By Lindy Almony | email@example.com
Composting: I have always know it is a valuable system, but I did not know exactly how it works and how beneficial it can be. I possessed some knowledge — put a pile of leaves and other organic materials in a bin, and it will eventually decompose — but I wanted to learn more.
According to the Environmental Protection Agency, Americans produce 251 million tons of municipal solid waste annually and 30 percent of that is compostable.
Just in case that was not clear: 30 percent of our waste could be eliminated and be turned into a valuable soil amendment!
According to howtocompost.org, an online compost guide, items such as leaves, grass trimmings, manure, food waste and clean paper break down through a biological process which creates compost. Some compost can take years to break down, but with proper care, it will become a valuable resource for home gardening, agriculture and horticulture. It will also keep certain compostable materials out of landfills, which will reduce our environmental footprint and keep the Earth happy and well.
The compost guide reports that composting typically requires four things to work properly: carbon from brown and dry items, nitrogen from green and wet items, oxygen and water. These materials create microorganisms that break down organic matter to produce compost.
The Massachusetts Guide to Agricultural Composting said that water is needed to dissolve organic materials and maintain activity when compost becomes too dry. Moisture, as well as nitrogen, is added through wet items such as fruit and vegetables peels/cores. Rainwater and water from dish rags, wet clothes or sponges may be collected to add moisture. Urine also happens to provide a great source of moisture, nitrogen and heat to the compost pile.
As the matter breaks down, microorganisms generate heat as they decompose organic material, according to the online compost guide. The heat helps improve soil structure and also eliminates unwanted bacteria from the pile. If the compost becomes too cool it must be turned to provide oxygen and to bring newly added material into contact with microorganisms. Compost may be turned with a shovel or a pitchfork.
I spoke with one St. Augustine man who has kept a compost pile in his backyard for 20 years. “I do a lot of gardening and yard work, so it is great to have a self-sustainable system,” said Rich Elliot.
Elliot said he adds mostly grass trimmings, leaves and other yard materials to his pile. To help speed up the compost process, he said these items should be shredded, chopped or torn into small pieces. Elliot also adds food scraps to his pile, including fruit and vegetable peels from his homegrown garden. He warns however, “Keep the food scraps buried, or else the critters will get them.”
One particularly interesting fact Elliot shared was the benefit of compost in Florida soils. The soil pH level, which measures the amount of acid, tends to be high in Florida soils due to the shells and sand. A chemical compound in the shells makes the pH level high, which can cause difficulties for some gardening. Elliot suggests adding coffee grounds to the compost pile, which will help neutralize pH levels and enrich your soil. “Sabal Palms [Florida’s state tree] especially benefit from the addition of coffee grounds into the soil,” said Elliot.
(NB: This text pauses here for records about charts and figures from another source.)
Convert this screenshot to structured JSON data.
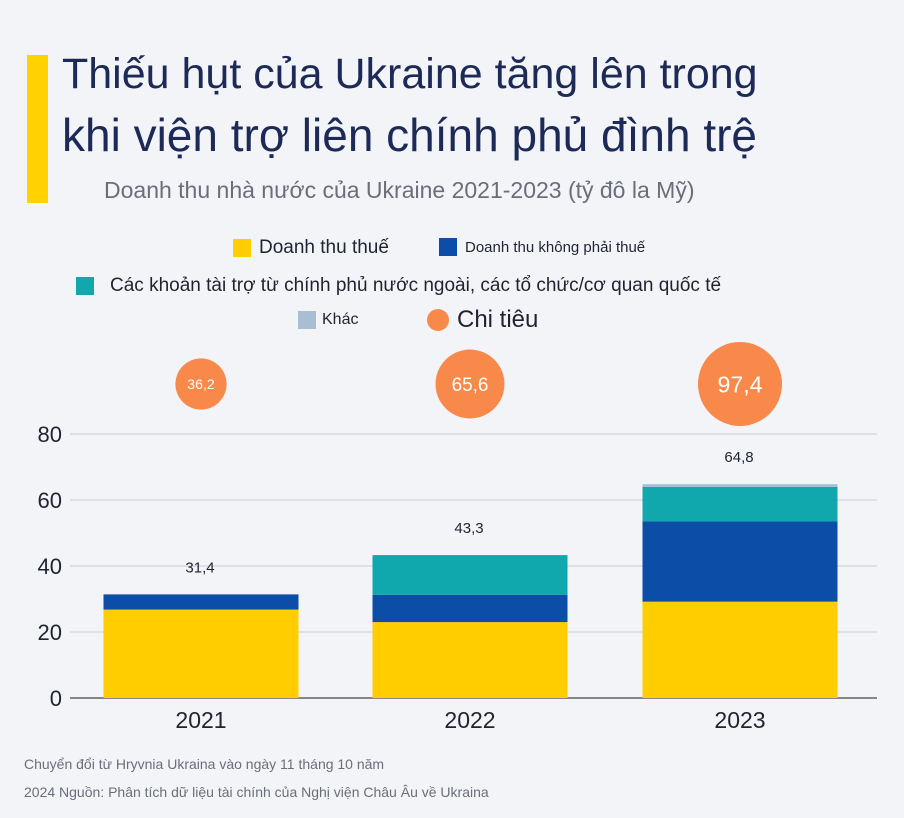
{
  "header": {
    "title_line1": "Thiếu hụt của Ukraine tăng lên trong",
    "title_line2": "khi viện trợ liên chính phủ đình trệ",
    "subtitle": "Doanh thu nhà nước của Ukraine 2021-2023 (tỷ đô la Mỹ)"
  },
  "legend": [
    {
      "label": "Doanh thu thuế",
      "color": "#ffcd00"
    },
    {
      "label": "Doanh thu không phải thuế",
      "color": "#0c4da8"
    },
    {
      "label": "Các khoản tài trợ từ chính phủ nước ngoài, các tổ chức/cơ quan quốc tế",
      "color": "#10a8ad"
    },
    {
      "label": "Khác",
      "color": "#a9bed0"
    },
    {
      "label": "Chi tiêu",
      "color": "#f9894a"
    }
  ],
  "chart_data": {
    "type": "bar",
    "stacked": true,
    "categories": [
      "2021",
      "2022",
      "2023"
    ],
    "series": [
      {
        "name": "Doanh thu thuế",
        "color": "#ffcd00",
        "values": [
          26.8,
          23.0,
          29.2
        ]
      },
      {
        "name": "Doanh thu không phải thuế",
        "color": "#0c4da8",
        "values": [
          4.6,
          8.3,
          24.3
        ]
      },
      {
        "name": "Các khoản tài trợ từ chính phủ nước ngoài, các tổ chức/cơ quan quốc tế",
        "color": "#10a8ad",
        "values": [
          0,
          12.0,
          10.5
        ]
      },
      {
        "name": "Khác",
        "color": "#a9bed0",
        "values": [
          0,
          0,
          0.8
        ]
      }
    ],
    "totals": [
      "31,4",
      "43,3",
      "64,8"
    ],
    "spending": {
      "name": "Chi tiêu",
      "color": "#f9894a",
      "values": [
        36.2,
        65.6,
        97.4
      ],
      "labels": [
        "36,2",
        "65,6",
        "97,4"
      ]
    },
    "y_ticks": [
      "0",
      "20",
      "40",
      "60",
      "80"
    ],
    "ylim": [
      0,
      80
    ],
    "grid": true
  },
  "footnote": {
    "line1": "Chuyển đổi từ Hryvnia Ukraina vào ngày 11 tháng 10 năm",
    "line2": "2024 Nguồn: Phân tích dữ liệu tài chính của Nghị viện Châu Âu về Ukraina"
  }
}
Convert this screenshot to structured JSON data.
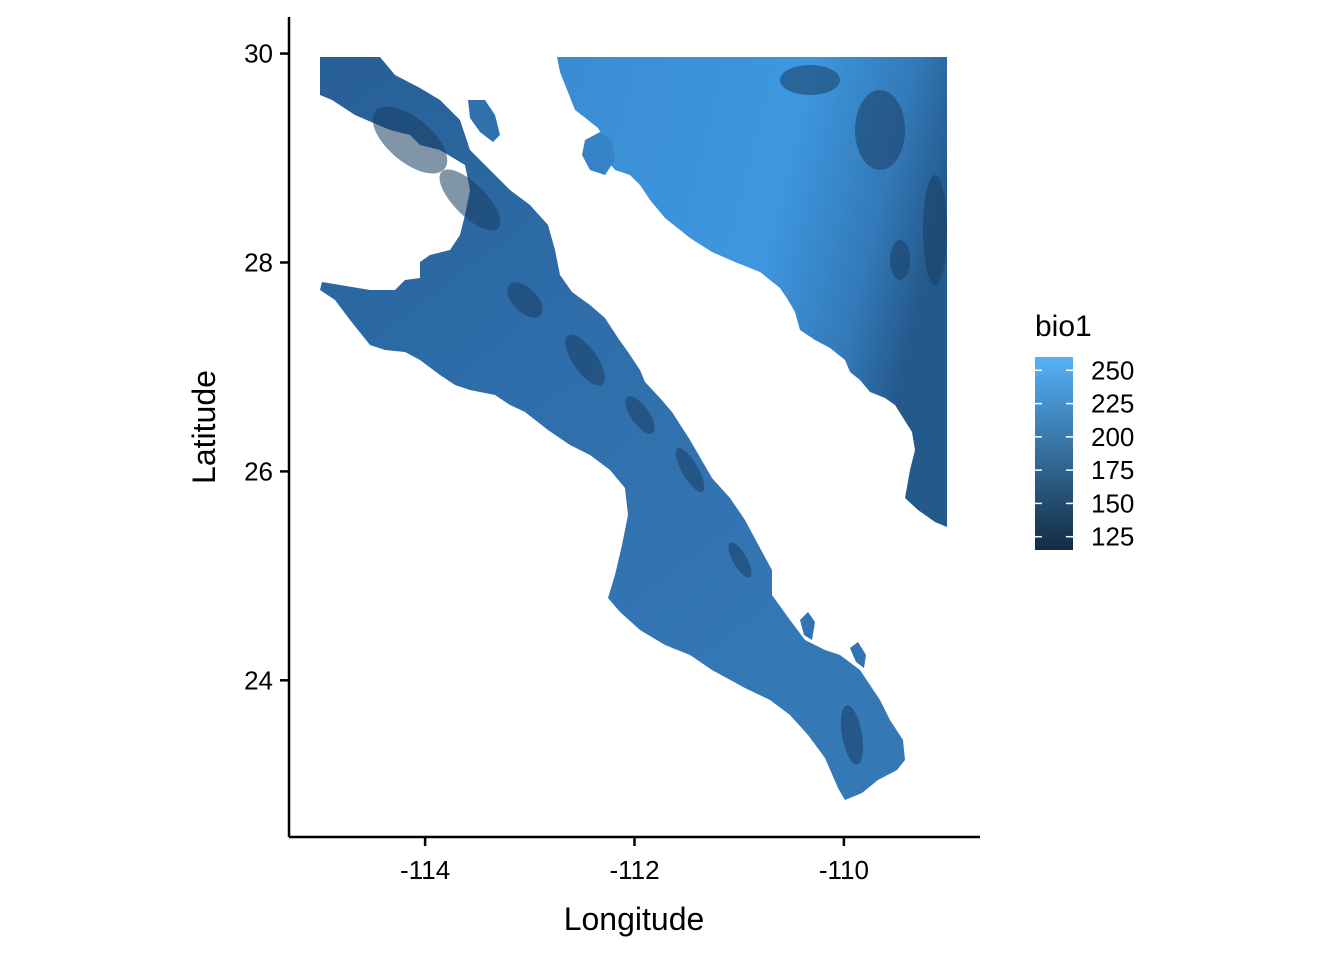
{
  "map": {
    "xlabel": "Longitude",
    "ylabel": "Latitude",
    "x_ticks": [
      {
        "value": -114,
        "label": "-114"
      },
      {
        "value": -112,
        "label": "-112"
      },
      {
        "value": -110,
        "label": "-110"
      }
    ],
    "y_ticks": [
      {
        "value": 30,
        "label": "30"
      },
      {
        "value": 28,
        "label": "28"
      },
      {
        "value": 26,
        "label": "26"
      },
      {
        "value": 24,
        "label": "24"
      }
    ],
    "xlim": [
      -115.3,
      -108.7
    ],
    "ylim": [
      22.5,
      30.35
    ],
    "extent": {
      "lon_min": -115,
      "lon_max": -109,
      "lat_min": 22.8,
      "lat_max": 30
    }
  },
  "legend": {
    "title": "bio1",
    "labels": [
      "250",
      "225",
      "200",
      "175",
      "150",
      "125"
    ],
    "values": [
      250,
      225,
      200,
      175,
      150,
      125
    ],
    "range": [
      115,
      260
    ],
    "color_low": "#132B43",
    "color_high": "#56B1F7"
  },
  "colors": {
    "water": "#ffffff",
    "peninsula_base": "#2f70ad",
    "mainland_base": "#3f95dc",
    "ridge_dark": "#1b3f63"
  }
}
And we have got to take care of our state tree, right?
There are three main compost methods that I researched through NorthWestRedWorms.com. The type of compost system you create may depend of the amount of maintenance you wish to keep on the pile, how quickly you would like your materials to decompose, and also what type of materials you want to compost.
First, there is aerobic composting, which requires a large supply of oxygen. Waste such as grass clippings or other green material, are high in nitrogen and will grow bacteria that create high temperatures (up to 160 degrees). Aerobic composting needs to be turned every few days to keep temperatures up and oxygen in the system, according to the website. It is therefore considered high maintenance composting. This system will allow organic materials to break down quickly, and is not prone to smell.
The next system of composting is anaerobic composting, which requires no air. This system of composting is low-maintenance and a very gradual process. It basically requires you to throw waste into a pile, wet it, cover it up and wait a few years for it to decompose. There will initially be aerobic bacteria in the pile, but once they have used up the air, the anaerobic bacteria will gradually replace them. Anaerobic composting creates an awful smell, but will decrease as the aerobic bacteria die off.
Red worm composting, or vermicomposting, requires medium maintenance and is most beneficial for composting food waste. The website states that this system uses worms in addition to microbes and bacteria to create a rich soil amendment.
According to NYWorms.com, “Red worms can consume organic material equivalent to their body weight each day to produce castings equal to 75 percent of their body weight each day.” These castings contain eight times as many microorganisms as their feed. This turns into a natural fertilizer and promotes healthy plant growth.
Since composting can be a long process and require some maintenance, it may not be a viable option for many Flagler College students. Students who will soon be moving from St. Augustine, or are dorm-dwellers, may not be able to keep a compost bin or pile, but they could surely contribute to one. Some Flagler College students have made an effort to implement a compost system on campus, and with a bit more awareness and collaboration the system could be a real success.
Until then, the City Sprout organization has a compost system that anyone can add to, just down the street from Flagler at the Lincolnville community garden. Just an apple core here and some grass clippings there, and we will be on our way to a more environmentally friendly and sustainable campus.